Notas iniciais
eaí mano brow

POV Manuela:

– Manu, seja o que for eu juro que eu sou inocente. — Harry disse entrando e fechando a porta logo em seguida. Soltei uma risada e olhei-o com desprezo.

– Não é nada disso criatura! Larga de ser bobo. — Eu disse, sorrindo apenas com os lábios, já que ... Soltar gargalhadas me causam dor física.

– Mas é que você sempre fica brava comigo, já me acostumei. — Ele disse fazendo cara de bebê esperando um carinho da mãe.

– Para de fazer essa cara, você não vai me conquistar. — Disse, e nós rimos. — Chega de perder tempo, senta aqui. — Apontei para o espaço vago do meu lado na cama.

– Hum, você quer fazer o que comigo Manuela? — Ele disse se sentando ao meu lado e sorrindo maliciosamente.

– Ai Harry, nada disso que você está pensando, quero apenas te contar quem era aquele homem. Você quer mesmo saber? — Disse mexendo ansiosamente em minhas mãos.

– Quero Manu, fico feliz que você queira me contar. Estou te ouvindo atenciosamente. — Ele disse e eu tomei fôlego.

– Pois bem Harry. — Comecei ainda encarando minhas unhas, poxa, como minhas cutículas estão crescidas. — A alguns anos atrás, minha mãe conheceu uma cara e eles começaram a namorar, até aí eu apoiava sabe... Meu pai nos deixou quando eu ainda era um bebê, e claro que minha mãe tinha o direito de querer procurar a felicidade em outro alguém, não que a gente não fosse felizes só nós duas ... Mas você me entendeu né? — Perguntei e ele concordou com a cabeça. — Eu aceitava esse relacionamento mesmo sem conhecer o cara, mas eu sabia que minha mãe estava feliz com ele. Mas eu não sabia que tão feliz ao ponto de levá-lo para morar conosco. Essa ideia eu nunca aceitei Harry, eu não queria ter ninguém fazendo o papel de pai que eu nunca tive sabe?! — Continuei sem o olhar nos olhos. — O nome desse cara é Paulo, e depois de um tempo morando lá em casa ele virou meu pior pesadelo.

– Como assim Manu? — Ele perguntou aflito.

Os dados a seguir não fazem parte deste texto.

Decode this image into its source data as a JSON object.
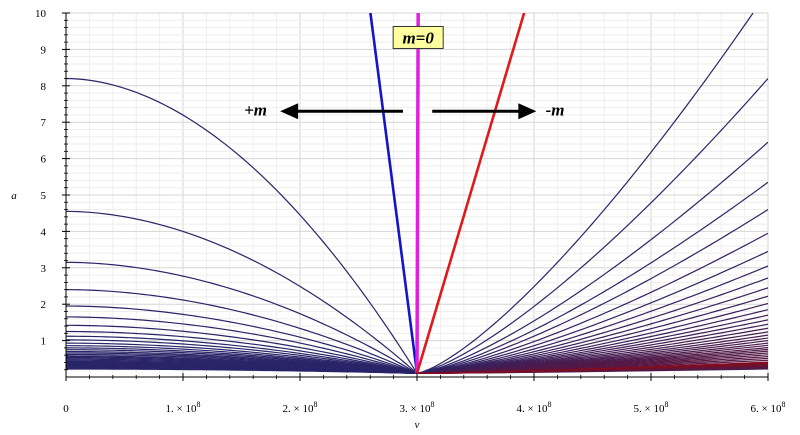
{
  "chart_data": {
    "type": "line",
    "xlabel": "v",
    "ylabel": "a",
    "xlim": [
      0,
      600000000
    ],
    "ylim": [
      0,
      10
    ],
    "x_ticks": [
      {
        "value": 0,
        "mant": "0",
        "exp": ""
      },
      {
        "value": 100000000,
        "mant": "1. × 10",
        "exp": "8"
      },
      {
        "value": 200000000,
        "mant": "2. × 10",
        "exp": "8"
      },
      {
        "value": 300000000,
        "mant": "3. × 10",
        "exp": "8"
      },
      {
        "value": 400000000,
        "mant": "4. × 10",
        "exp": "8"
      },
      {
        "value": 500000000,
        "mant": "5. × 10",
        "exp": "8"
      },
      {
        "value": 600000000,
        "mant": "6. × 10",
        "exp": "8"
      }
    ],
    "y_ticks": [
      {
        "value": 1,
        "label": "1"
      },
      {
        "value": 2,
        "label": "2"
      },
      {
        "value": 3,
        "label": "3"
      },
      {
        "value": 4,
        "label": "4"
      },
      {
        "value": 5,
        "label": "5"
      },
      {
        "value": 6,
        "label": "6"
      },
      {
        "value": 7,
        "label": "7"
      },
      {
        "value": 8,
        "label": "8"
      },
      {
        "value": 9,
        "label": "9"
      },
      {
        "value": 10,
        "label": "10"
      }
    ],
    "grid": true,
    "focus_v": 300000000,
    "baseline_a": 0.1,
    "left_family": {
      "intercepts_at_v0": [
        8.2,
        4.55,
        3.15,
        2.4,
        1.95,
        1.65,
        1.42,
        1.25,
        1.12,
        1.02,
        0.93,
        0.86,
        0.8,
        0.75,
        0.7,
        0.66,
        0.62,
        0.58,
        0.55,
        0.52,
        0.49,
        0.46,
        0.43,
        0.4,
        0.37,
        0.34,
        0.31,
        0.28,
        0.25,
        0.22
      ],
      "color": "#2a2468"
    },
    "right_family": {
      "values_at_v6e8": [
        10.6,
        8.2,
        6.45,
        5.35,
        4.6,
        3.95,
        3.45,
        3.05,
        2.72,
        2.45,
        2.22,
        2.02,
        1.85,
        1.7,
        1.57,
        1.45,
        1.34,
        1.24,
        1.15,
        1.07,
        1.0,
        0.93,
        0.87,
        0.81,
        0.76,
        0.71,
        0.66,
        0.61,
        0.56,
        0.51,
        0.46,
        0.41,
        0.36,
        0.31
      ],
      "color_near": "#2a2468",
      "color_far": "#8b0a1a"
    },
    "special_lines": [
      {
        "name": "blue",
        "x_top": 260000000,
        "color": "#1414c8"
      },
      {
        "name": "magenta",
        "x_top": 301000000,
        "color": "#e020e0"
      },
      {
        "name": "red",
        "x_top": 392000000,
        "color": "#e01a1a"
      }
    ],
    "annotations": [
      {
        "text": "m=0",
        "x": 301000000,
        "y": 9.3,
        "boxed": true
      },
      {
        "text": "+m",
        "x": 162000000,
        "y": 7.35,
        "arrow": "left",
        "arrow_from": 288000000,
        "arrow_to": 183000000,
        "arrow_y": 7.3
      },
      {
        "text": "-m",
        "x": 418000000,
        "y": 7.35,
        "arrow": "right",
        "arrow_from": 313000000,
        "arrow_to": 402000000,
        "arrow_y": 7.3
      }
    ]
  }
}
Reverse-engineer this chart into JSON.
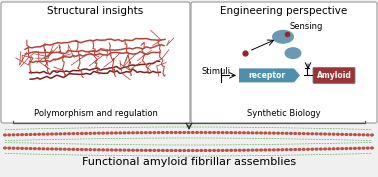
{
  "title": "Functional amyloid fibrillar assemblies",
  "left_box_title": "Structural insights",
  "left_box_subtitle": "Polymorphism and regulation",
  "right_box_title": "Engineering perspective",
  "right_box_label_sensing": "Sensing",
  "right_box_label_stimuli": "Stimuli",
  "right_box_label_synbio": "Synthetic Biology",
  "receptor_label": "receptor",
  "amyloid_label": "Amyloid",
  "bg_color": "#f0f0f0",
  "box_edge_color": "#999999",
  "fibril_red": "#b5433a",
  "fibril_green": "#5aaa5a",
  "receptor_fill": "#4d8fac",
  "amyloid_fill": "#9a3535",
  "dot_dark": "#8a2a2a",
  "dot_blue": "#5a8faa",
  "arrow_color": "#444444",
  "figw": 3.78,
  "figh": 1.77,
  "dpi": 100
}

– Me deixe terminar. — Pedi e ele sussurou um ''me desculpe''. — Nos primeiros meses, não me lembro ao certo quantos, ele era amável e fazia todas as minhas vontades. Eu não me importava, mas estava começando a aceitá-lo como pelo menos um cara que faz minha mãe feliz. Ele estava sempre presente, tentava me ajudar e tudo. Até que um dia ele começou a demonstrar um interesse, digamos que bastante estranho por mim, ele me elogiava demais, me comprava presentes, sempre me abraça e suas mãos tentavam seguir caminhos estranhos. Eu fingia não perceber mas isso tomou outros rumos. Um dia eu estava dormindo, e quando acordei ele me observava de um jeito estranho. Em uma outra vez minha mãe teve que fazer uma viagem rápida e foi quando a triste história da Manuela começou. Eu estava em casa sozinha com ele, e avisei que iria pro banho. Mas quando eu entrei no banheiro, ele entrou logo atrás de mim e me agarrou. Eu era muito nova Harry, eu mal tinha 13 anos, iria completar 14 aquele ano ... Mas meu aniversário estava longe de acontecer. Eu era uma criança! Ele me prensou na parede e começou a me beijar, sua mão percorria meu corpo e ele rasgou meu vestido. Eu não conseguia fazê-lo parar, ele estava me prendendo com força na parede e eu só conseguia sentir medo. Até que... Bem, ele me forçou a fazer coisas que eu não queria. — Chorei com minhas lembranças e parei de falar, imaginando que ele já tinha entendido. Ele passou o polegar em meu rosto enxugando minhas lágrimas. — Ele abusou de mim por tanto tempo Harry. E o pior de tudo é saber que minha mãe preferiu acreditar nele do que em mim. E agora, ela está morta. Eu não posso acreditar, que homem é esse? Ele é um monstro, eu tenho tanto medo dele. Ele é louco Harry, ele nunca vai me deixar em paz. — Continuei, entre soluços. — As únicas pessoas que sabiam disso é a Nathi e o Niall. E eu estou aqui agora, me abrindo pra você como agradecimento por tudo que você tem feito por mim.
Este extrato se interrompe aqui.